Choosing a Kitchen Exhaust Fan
Kitchen exhaust systems work through the use of a powerful fan that sucks air from your kitchen and redirects it elsewhere. According to DoItYourself.com, you should always choose a fan that vents to the outside, as fans that vent into attics can be potential fire hazards. The most sanitary fans will also be equipped with filters or screens that can be easily removed for cleaning. While some kitchen exhaust fans are designed for ceilings and utilize the principle of hot air rising, others are designed to operate in hood-like structures that are positioned directly over gas or electric ranges.
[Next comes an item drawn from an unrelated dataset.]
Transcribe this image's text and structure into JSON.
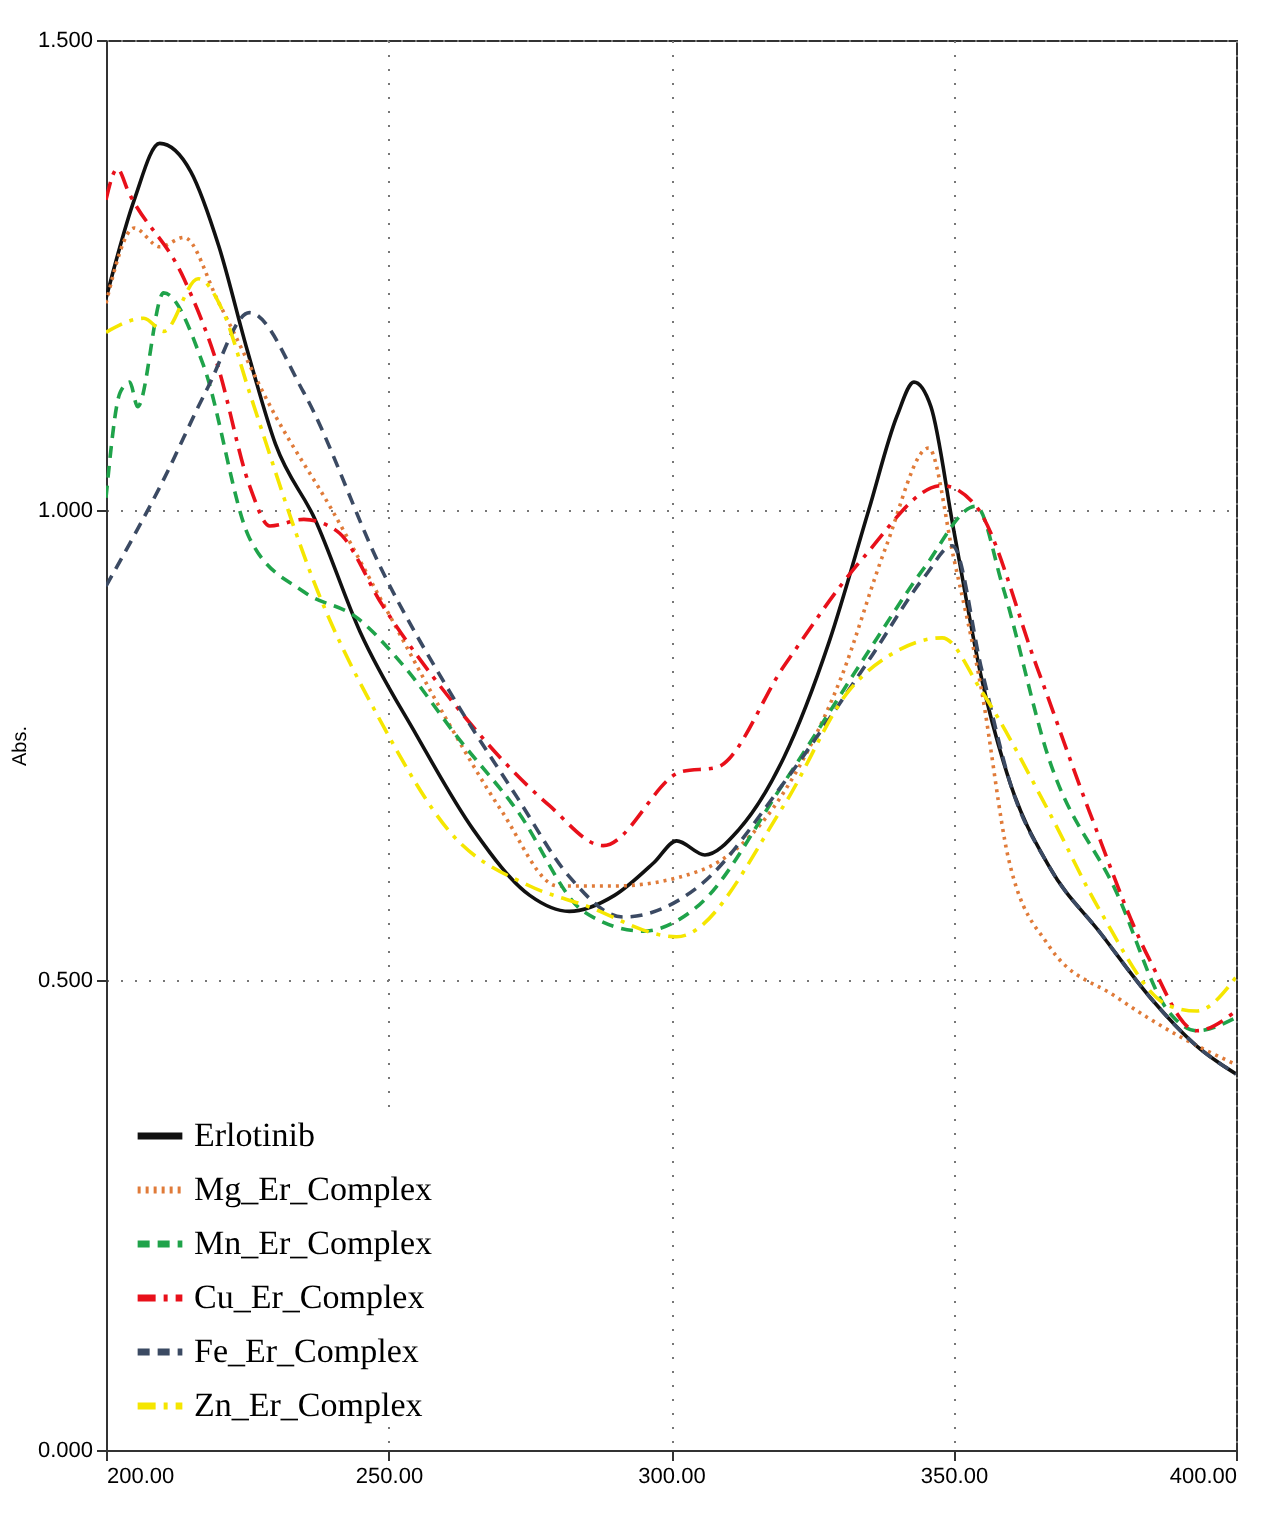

According to AskTheBuilder.com, to determine how much power or output your ceiling kitchen exhaust fan will need, you can simply take the area of the kitchen floor (200 square feet, for example) and multiply it by two to find the appropriate CFM or cubic feet per minute level (you would need a fan that can suck 400 CFM of air in this instance). According to DoItYourSelf.com, for fans being installed directly over ranges, you will want a fan with a rating of 100 CFM for every 10,000 BTUs (British thermal units) your range produces.
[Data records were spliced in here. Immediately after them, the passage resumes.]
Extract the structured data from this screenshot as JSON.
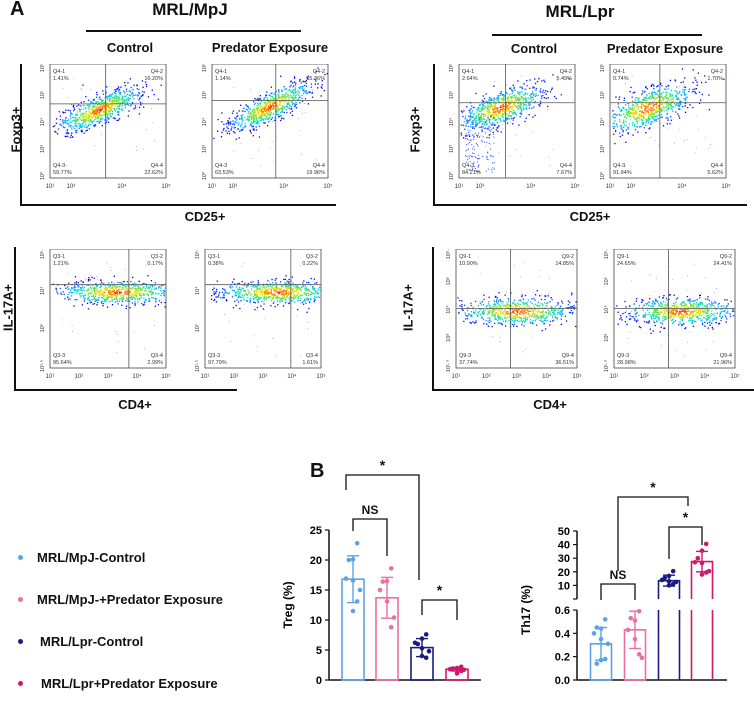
{
  "panelA": {
    "letter": "A",
    "groups": [
      {
        "title": "MRL/MpJ",
        "conditions": [
          "Control",
          "Predator Exposure"
        ]
      },
      {
        "title": "MRL/Lpr",
        "conditions": [
          "Control",
          "Predator Exposure"
        ]
      }
    ],
    "rows": [
      {
        "ylabel": "Foxp3+",
        "xlabel": "CD25+"
      },
      {
        "ylabel": "IL-17A+",
        "xlabel": "CD4+"
      }
    ],
    "plots": [
      {
        "id": "mpj-ctrl-treg",
        "xticks": [
          "10¹",
          "10³",
          "10⁴",
          "10⁵"
        ],
        "yticks": [
          "10⁶",
          "10⁵",
          "10⁴",
          "10³",
          "10⁰"
        ],
        "quadrants": [
          {
            "name": "Q4-1",
            "pct": "1.41%"
          },
          {
            "name": "Q4-2",
            "pct": "16.20%"
          },
          {
            "name": "Q4-3",
            "pct": "59.77%"
          },
          {
            "name": "Q4-4",
            "pct": "22.62%"
          }
        ]
      },
      {
        "id": "mpj-pe-treg",
        "xticks": [
          "10¹",
          "10³",
          "10⁴",
          "10⁵"
        ],
        "yticks": [
          "10⁶",
          "10⁵",
          "10⁴",
          "10³",
          "10⁰"
        ],
        "quadrants": [
          {
            "name": "Q4-1",
            "pct": "1.14%"
          },
          {
            "name": "Q4-2",
            "pct": "15.36%"
          },
          {
            "name": "Q4-3",
            "pct": "63.53%"
          },
          {
            "name": "Q4-4",
            "pct": "19.96%"
          }
        ]
      },
      {
        "id": "lpr-ctrl-treg",
        "xticks": [
          "10¹",
          "10³",
          "10⁴",
          "10⁵"
        ],
        "yticks": [
          "10⁶",
          "10⁵",
          "10⁴",
          "10³",
          "10⁰"
        ],
        "quadrants": [
          {
            "name": "Q4-1",
            "pct": "2.64%"
          },
          {
            "name": "Q4-2",
            "pct": "5.49%"
          },
          {
            "name": "Q4-3",
            "pct": "84.21%"
          },
          {
            "name": "Q4-4",
            "pct": "7.67%"
          }
        ]
      },
      {
        "id": "lpr-pe-treg",
        "xticks": [
          "10¹",
          "10³",
          "10⁴",
          "10⁵"
        ],
        "yticks": [
          "10⁶",
          "10⁵",
          "10⁴",
          "10³",
          "10⁰"
        ],
        "quadrants": [
          {
            "name": "Q4-1",
            "pct": "0.74%"
          },
          {
            "name": "Q4-2",
            "pct": "1.70%"
          },
          {
            "name": "Q4-3",
            "pct": "91.94%"
          },
          {
            "name": "Q4-4",
            "pct": "5.62%"
          }
        ]
      },
      {
        "id": "mpj-ctrl-th17",
        "xticks": [
          "10¹",
          "10²",
          "10³",
          "10⁴",
          "10⁵"
        ],
        "yticks": [
          "10⁵·⁵",
          "10⁴",
          "10³",
          "10¹·⁵"
        ],
        "quadrants": [
          {
            "name": "Q3-1",
            "pct": "1.21%"
          },
          {
            "name": "Q3-2",
            "pct": "0.17%"
          },
          {
            "name": "Q3-3",
            "pct": "95.64%"
          },
          {
            "name": "Q3-4",
            "pct": "2.99%"
          }
        ]
      },
      {
        "id": "mpj-pe-th17",
        "xticks": [
          "10¹",
          "10²",
          "10³",
          "10⁴",
          "10⁵"
        ],
        "yticks": [
          "10⁵·⁵",
          "10⁴",
          "10³",
          "10¹·⁵"
        ],
        "quadrants": [
          {
            "name": "Q3-1",
            "pct": "0.38%"
          },
          {
            "name": "Q3-2",
            "pct": "0.22%"
          },
          {
            "name": "Q3-3",
            "pct": "97.79%"
          },
          {
            "name": "Q3-4",
            "pct": "1.61%"
          }
        ]
      },
      {
        "id": "lpr-ctrl-th17",
        "xticks": [
          "10¹",
          "10²",
          "10³",
          "10⁴",
          "10⁵"
        ],
        "yticks": [
          "10⁵·⁹",
          "10⁵",
          "10⁴",
          "10³",
          "10¹·⁹"
        ],
        "quadrants": [
          {
            "name": "Q9-1",
            "pct": "10.90%"
          },
          {
            "name": "Q9-2",
            "pct": "14.85%"
          },
          {
            "name": "Q9-3",
            "pct": "37.74%"
          },
          {
            "name": "Q9-4",
            "pct": "36.51%"
          }
        ]
      },
      {
        "id": "lpr-pe-th17",
        "xticks": [
          "10¹",
          "10²",
          "10³",
          "10⁴",
          "10⁵"
        ],
        "yticks": [
          "10⁵·⁹",
          "10⁵",
          "10⁴",
          "10³",
          "10¹·⁹"
        ],
        "quadrants": [
          {
            "name": "Q9-1",
            "pct": "24.65%"
          },
          {
            "name": "Q9-2",
            "pct": "24.41%"
          },
          {
            "name": "Q9-3",
            "pct": "28.98%"
          },
          {
            "name": "Q9-4",
            "pct": "21.96%"
          }
        ]
      }
    ]
  },
  "legend": [
    {
      "label": "MRL/MpJ-Control",
      "color": "#5ba3e6"
    },
    {
      "label": "MRL/MpJ-+Predator Exposure",
      "color": "#ee6e9f"
    },
    {
      "label": "MRL/Lpr-Control",
      "color": "#1a1a80"
    },
    {
      "label": "MRL/Lpr+Predator Exposure",
      "color": "#d0186a"
    }
  ],
  "chart_data": [
    {
      "type": "bar",
      "panel": "B",
      "title": "",
      "ylabel": "Treg (%)",
      "xlabel": "",
      "ylim": [
        0,
        25
      ],
      "yticks": [
        "0",
        "5",
        "10",
        "15",
        "20",
        "25"
      ],
      "categories": [
        "MRL/MpJ-Control",
        "MRL/MpJ-+Predator Exposure",
        "MRL/Lpr-Control",
        "MRL/Lpr+Predator Exposure"
      ],
      "values": [
        16.8,
        13.7,
        5.4,
        1.8
      ],
      "sd": [
        3.9,
        3.4,
        1.5,
        0.3
      ],
      "points": [
        [
          22.8,
          20.1,
          20.0,
          16.9,
          16.6,
          15.0,
          13.1,
          11.5
        ],
        [
          18.6,
          16.5,
          16.4,
          15.0,
          13.1,
          10.4,
          8.8
        ],
        [
          7.6,
          6.9,
          6.0,
          6.2,
          5.3,
          4.8,
          3.7,
          4.0
        ],
        [
          2.2,
          2.0,
          1.9,
          1.8,
          1.9,
          1.7,
          1.5,
          1.1
        ]
      ],
      "colors": [
        "#5ba3e6",
        "#ee6e9f",
        "#1a1a80",
        "#d0186a"
      ],
      "annotations": [
        {
          "from": 0,
          "to": 1,
          "label": "NS"
        },
        {
          "from": 0.5,
          "to": 2.5,
          "label": "*"
        },
        {
          "from": 2,
          "to": 3,
          "label": "*"
        }
      ]
    },
    {
      "type": "bar",
      "title": "",
      "ylabel": "Th17 (%)",
      "xlabel": "",
      "ylim_lower": [
        0,
        0.6
      ],
      "ylim_upper": [
        10,
        50
      ],
      "yticks_lower": [
        "0.0",
        "0.2",
        "0.4",
        "0.6"
      ],
      "yticks_upper": [
        "10",
        "20",
        "30",
        "40",
        "50"
      ],
      "categories": [
        "MRL/MpJ-Control",
        "MRL/MpJ-+Predator Exposure",
        "MRL/Lpr-Control",
        "MRL/Lpr+Predator Exposure"
      ],
      "values": [
        0.31,
        0.43,
        13.5,
        27.5
      ],
      "sd": [
        0.14,
        0.16,
        4.0,
        7.5
      ],
      "points": [
        [
          0.52,
          0.44,
          0.45,
          0.4,
          0.35,
          0.31,
          0.18,
          0.17,
          0.14
        ],
        [
          0.59,
          0.51,
          0.53,
          0.43,
          0.35,
          0.19,
          0.22
        ],
        [
          20.5,
          17.0,
          15.5,
          14.0,
          13.0,
          12.5,
          11.0,
          10.0
        ],
        [
          40.5,
          35.5,
          30.0,
          27.0,
          26.5,
          20.5,
          19.5,
          18.0
        ]
      ],
      "colors": [
        "#5ba3e6",
        "#ee6e9f",
        "#1a1a80",
        "#d0186a"
      ],
      "annotations": [
        {
          "from": 0,
          "to": 1,
          "label": "NS"
        },
        {
          "from": 0.5,
          "to": 2.5,
          "label": "*"
        },
        {
          "from": 2,
          "to": 3,
          "label": "*"
        }
      ]
    }
  ]
}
No matter what type or size of kitchen exhaust fan you choose, you will need to install ductwork from it to the outside of your home. According to AskTheBuilder.com, the best strategy for installing a do-it-yourself kitchen exhaust system is to have the ductwork extend out through the roof of your home. You can then place a special valve cap on top, which will allow exhaust to flow out, while preventing rain and other precipitation from coming in. Make sure all the joints of your ductwork are covered with a specialized foil duct tape to ensure that no air escapes. Also, avoid making 90-degree bends in your ductwork whenever possible, as this will disrupt airflow.
One common problem with kitchen exhaust systems--especially ones with high-output fans -- is that too much air can be sucked out of your home. This is especially true in more modern homes that are virtually airtight. When this happens, dirty air from chimneys and vents will try to replace the air that has been sucked out. According to AskTheBuilder.com, you can install a makeup-air vent to counteract this problem, which will cycle in fresh air from outside.